Die Szene spielt in einem rauen, unebenen Gelände in einem spätsommerlichen Wald und zeugt von der aktiven Bewirtschaftung des Waldes. Dies wird durch das Fällen einer verdorrten Eiche deutlich, die nicht mehr aufrecht steht, sondern bereits einer horizontalen Position übergeben wurde, während zwei Holzfäller mit scharfen Äxten die verbleibenden Äste entfernen. Einige ihrer Seitenäste tragen noch gelbende Blätter, doch auch diese werden bald unter der Arbeit der Männer verschwinden. Der massive Stamm erstreckt sich diagonal vom Hintergrund in den Vordergrund zum Betrachter hin und überspannt eine flache Schlucht. Ein Holzfäller balanciert prekäres Gleichgewicht am fernen Ende über der Schlucht, während der andere am gegenüberliegenden Ufer steht; beide versuchen energisch, die verbleibenden Äste zu entfernen. Die immense Größe des Stammes unterstreicht sowohl die körperliche Anstrengung als auch die inhärente Gefahr der Aufgabe. Im unteren rechten Teil der Komposition sind die abgetrennten Äste zu Bündeln zusammengefasst. Sie müssen ihre Arbeit schnell beenden, denn ein dunkler Himmel droht über ihnen, bereit, jeden Moment Regen auf sie herabzugießen.

Doch die Landschaft bietet mehr als nur eine Arbeitsszene. Von deutlich ruhigerer Natur sind zwei elegant gekleidete Männer auf der gegenüberliegenden Seite der Holzfäller, die vor einer Schafherde einer sonnenbeschienenen Lichtung entgegengehen. Der Rest der Herde weidet noch auf dem Plateau links, jenseits der Schlucht. Die verfeinerte Kleidung dieser Figuren deutet darauf hin, dass sie kaum Schafhirten darstellen. In der Ferne, gegen einen grauen, blassen Himmel auf einer steilen felsigen Höhe silhouettiert, ist die Kontur einer alten Festung zu erkennen. Sie überblickt nicht nur einen gewundenen Fluss, auf dem drei Segelboote zum Horizont fahren, sondern auch die bewohnten Ländereien am gegenüberliegenden Ufer. Die Landschaft evoziert Bilder des südlichen Englands und wirft die Frage auf, ob Looten die englische Küste mit ihren Kreidefelsen im Sinn hatte, als er diese Aussicht komponierte.

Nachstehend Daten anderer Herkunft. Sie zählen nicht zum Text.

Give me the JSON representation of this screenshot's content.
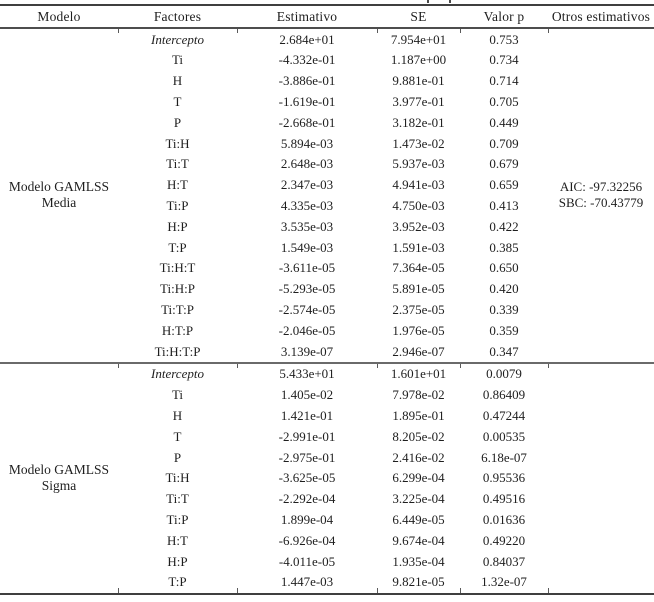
{
  "table": {
    "headers": [
      "Modelo",
      "Factores",
      "Estimativo",
      "SE",
      "Valor p",
      "Otros estimativos"
    ],
    "sections": [
      {
        "model_lines": [
          "Modelo GAMLSS",
          "Media"
        ],
        "others_lines": [
          "AIC: -97.32256",
          "SBC: -70.43779"
        ],
        "rows": [
          {
            "factor": "Intercepto",
            "italic": true,
            "estimate": "2.684e+01",
            "se": "7.954e+01",
            "p": "0.753"
          },
          {
            "factor": "Ti",
            "italic": false,
            "estimate": "-4.332e-01",
            "se": "1.187e+00",
            "p": "0.734"
          },
          {
            "factor": "H",
            "italic": false,
            "estimate": "-3.886e-01",
            "se": "9.881e-01",
            "p": "0.714"
          },
          {
            "factor": "T",
            "italic": false,
            "estimate": "-1.619e-01",
            "se": "3.977e-01",
            "p": "0.705"
          },
          {
            "factor": "P",
            "italic": false,
            "estimate": "-2.668e-01",
            "se": "3.182e-01",
            "p": "0.449"
          },
          {
            "factor": "Ti:H",
            "italic": false,
            "estimate": "5.894e-03",
            "se": "1.473e-02",
            "p": "0.709"
          },
          {
            "factor": "Ti:T",
            "italic": false,
            "estimate": "2.648e-03",
            "se": "5.937e-03",
            "p": "0.679"
          },
          {
            "factor": "H:T",
            "italic": false,
            "estimate": "2.347e-03",
            "se": "4.941e-03",
            "p": "0.659"
          },
          {
            "factor": "Ti:P",
            "italic": false,
            "estimate": "4.335e-03",
            "se": "4.750e-03",
            "p": "0.413"
          },
          {
            "factor": "H:P",
            "italic": false,
            "estimate": "3.535e-03",
            "se": "3.952e-03",
            "p": "0.422"
          },
          {
            "factor": "T:P",
            "italic": false,
            "estimate": "1.549e-03",
            "se": "1.591e-03",
            "p": "0.385"
          },
          {
            "factor": "Ti:H:T",
            "italic": false,
            "estimate": "-3.611e-05",
            "se": "7.364e-05",
            "p": "0.650"
          },
          {
            "factor": "Ti:H:P",
            "italic": false,
            "estimate": "-5.293e-05",
            "se": "5.891e-05",
            "p": "0.420"
          },
          {
            "factor": "Ti:T:P",
            "italic": false,
            "estimate": "-2.574e-05",
            "se": "2.375e-05",
            "p": "0.339"
          },
          {
            "factor": "H:T:P",
            "italic": false,
            "estimate": "-2.046e-05",
            "se": "1.976e-05",
            "p": "0.359"
          },
          {
            "factor": "Ti:H:T:P",
            "italic": false,
            "estimate": "3.139e-07",
            "se": "2.946e-07",
            "p": "0.347"
          }
        ]
      },
      {
        "model_lines": [
          "Modelo GAMLSS",
          "Sigma"
        ],
        "others_lines": [],
        "rows": [
          {
            "factor": "Intercepto",
            "italic": true,
            "estimate": "5.433e+01",
            "se": "1.601e+01",
            "p": "0.0079"
          },
          {
            "factor": "Ti",
            "italic": false,
            "estimate": "1.405e-02",
            "se": "7.978e-02",
            "p": "0.86409"
          },
          {
            "factor": "H",
            "italic": false,
            "estimate": "1.421e-01",
            "se": "1.895e-01",
            "p": "0.47244"
          },
          {
            "factor": "T",
            "italic": false,
            "estimate": "-2.991e-01",
            "se": "8.205e-02",
            "p": "0.00535"
          },
          {
            "factor": "P",
            "italic": false,
            "estimate": "-2.975e-01",
            "se": "2.416e-02",
            "p": "6.18e-07"
          },
          {
            "factor": "Ti:H",
            "italic": false,
            "estimate": "-3.625e-05",
            "se": "6.299e-04",
            "p": "0.95536"
          },
          {
            "factor": "Ti:T",
            "italic": false,
            "estimate": "-2.292e-04",
            "se": "3.225e-04",
            "p": "0.49516"
          },
          {
            "factor": "Ti:P",
            "italic": false,
            "estimate": "1.899e-04",
            "se": "6.449e-05",
            "p": "0.01636"
          },
          {
            "factor": "H:T",
            "italic": false,
            "estimate": "-6.926e-04",
            "se": "9.674e-04",
            "p": "0.49220"
          },
          {
            "factor": "H:P",
            "italic": false,
            "estimate": "-4.011e-05",
            "se": "1.935e-04",
            "p": "0.84037"
          },
          {
            "factor": "T:P",
            "italic": false,
            "estimate": "1.447e-03",
            "se": "9.821e-05",
            "p": "1.32e-07"
          }
        ]
      }
    ]
  },
  "colors": {
    "text": "#1e1e1e",
    "rule_dark": "#3f3f3f",
    "rule_mid": "#4d4d4d",
    "rule_light": "#6a6a6a",
    "background": "#ffffff"
  }
}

Das Zusammenspiel sich wiederholender Achsen und Diagonalen wird durch markante Kontraste von Licht und Schatten verstärkt, die durch den dunklen Wald vor dem hellen Himmel entstehen. Wie viele seiner Zeitgenossen verwendete Looten rote Akzente in der

Kleidung der Staffage, eine Farbe, die sich lebhaft gegen die umgebenden Grüntöne abhebt. Die Bedeutungslosigkeit des Menschen und die Kürze des menschlichen Lebens – in scharfem Kontrast zur Massivität und scheinbaren Beständigkeit der uralten Bäume – finden in dieser meisterhaft konstruierten Komposition einen wörtlichen Ausdruck, ein Werk, das bei näherer Betrachtung weiterhin neue Details offenbart.